To the Editor:
Rutgers law professor Stacy Hawkins writes that, “The First Amendment, and the principle of academic freedom which emanates from it, is not exempt from the rule that no right is absolute” (“Sometimes Diversity Trumps Academic Freedom,” The Chronicle Review, February 28). The First Amendment protection for academic freedom, however, only applies to faculty at public universities; faculty at private universities typically enjoy a contractual commitment from their university to protect academic freedom pursuant to the AAUP definition. Employers cannot violate contractual rights because they want to pursue other objectives incompatible with them: It is thus false that “academic freedom may sometimes…need to cede to the responsibility academic administrators have to effectuate the institutional commitment to diversity, equity and inclusion.” Academic administrators who take that approach are breaching a contract with their employees. (Many public university faculty, it should be noted, also enjoy contractual protection for academic freedom.)
Even in cases where the First Amendment does apply, there are, as Professor Hawkins presumably knows, hardly any exceptions to its protection when it comes to punishing speech based on its content (e.g., because it offends against diversity values). There is certainly no “diversity” exception to the First Amendment, just as there is no “hate speech” exception. So the whole “balancing interests” framing of this essay is completely beside the point.
It is true that “academic administrators also have an obligation to protect members of the community from discrimination and harassment on the basis of protected characteristics,” but that legal obligation is not triggered simply because speech offends against “other people’s…dignity” or their feelings of “psychological safety and emotional well-being.” That is not the applicable standard under Titles VI or IX, as Professor Hawkins presumably knows. By conflating exercises of academic freedom that hinder DEI with violations of laws prohibiting discrimination and harassment in the workplace or educational settings, Professor Hawkins simply misleads readers.

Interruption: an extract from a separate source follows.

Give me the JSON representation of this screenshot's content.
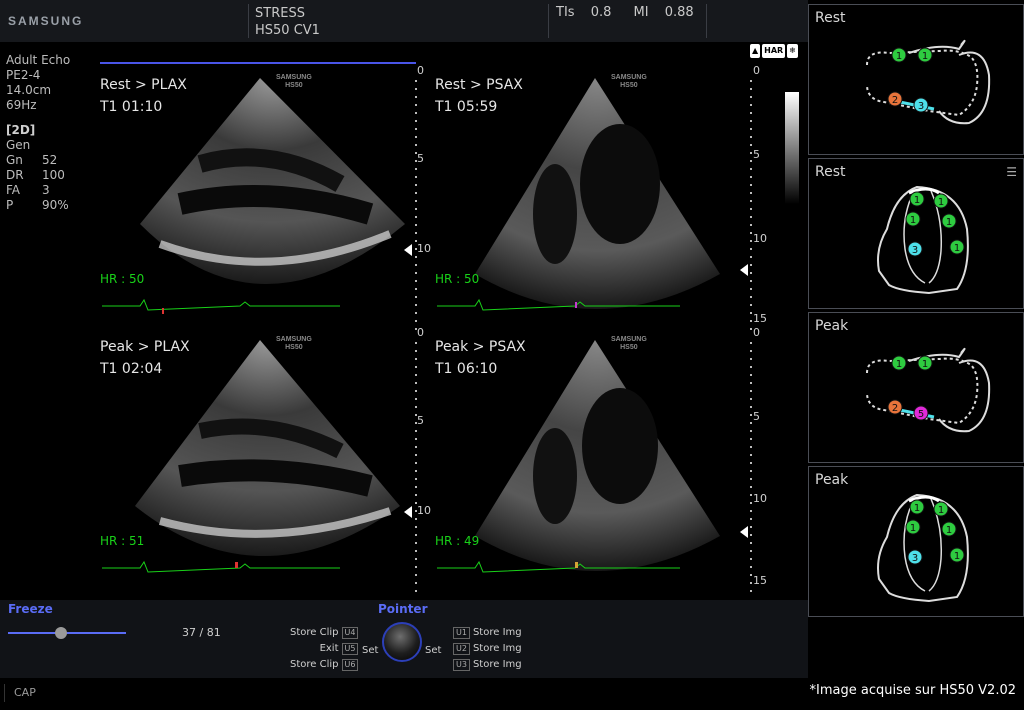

Professor Hawkins asserts that the AAUP and University of Chicago statements defining academic freedom “were conceived and drafted [when] academe was largely governed by and on behalf of a narrow set of interests (most notably white, male, and Christian).” Many of those involved in conceiving these principles were, in fact, Jews and atheists, but in the litany of mistakes in Professor Hawkins’s essay, this is minor. What is outrageous is the implication that the “interests” served by academic freedom have a race, gender or religion. Academic freedom protects the pursuit of truth within the various scholarly disciplines, as well as the right of faculty to speak as citizens in the public square without professional sanction. It is an equal opportunity principle. Ironically, there is is some evidence that violations of this principle in recent years have affected non-whites and women slightly more often than others, so the groups Professor Hawkins professes an interest in protecting may well be among the first victims of the weakening of academic freedom protections she advocates.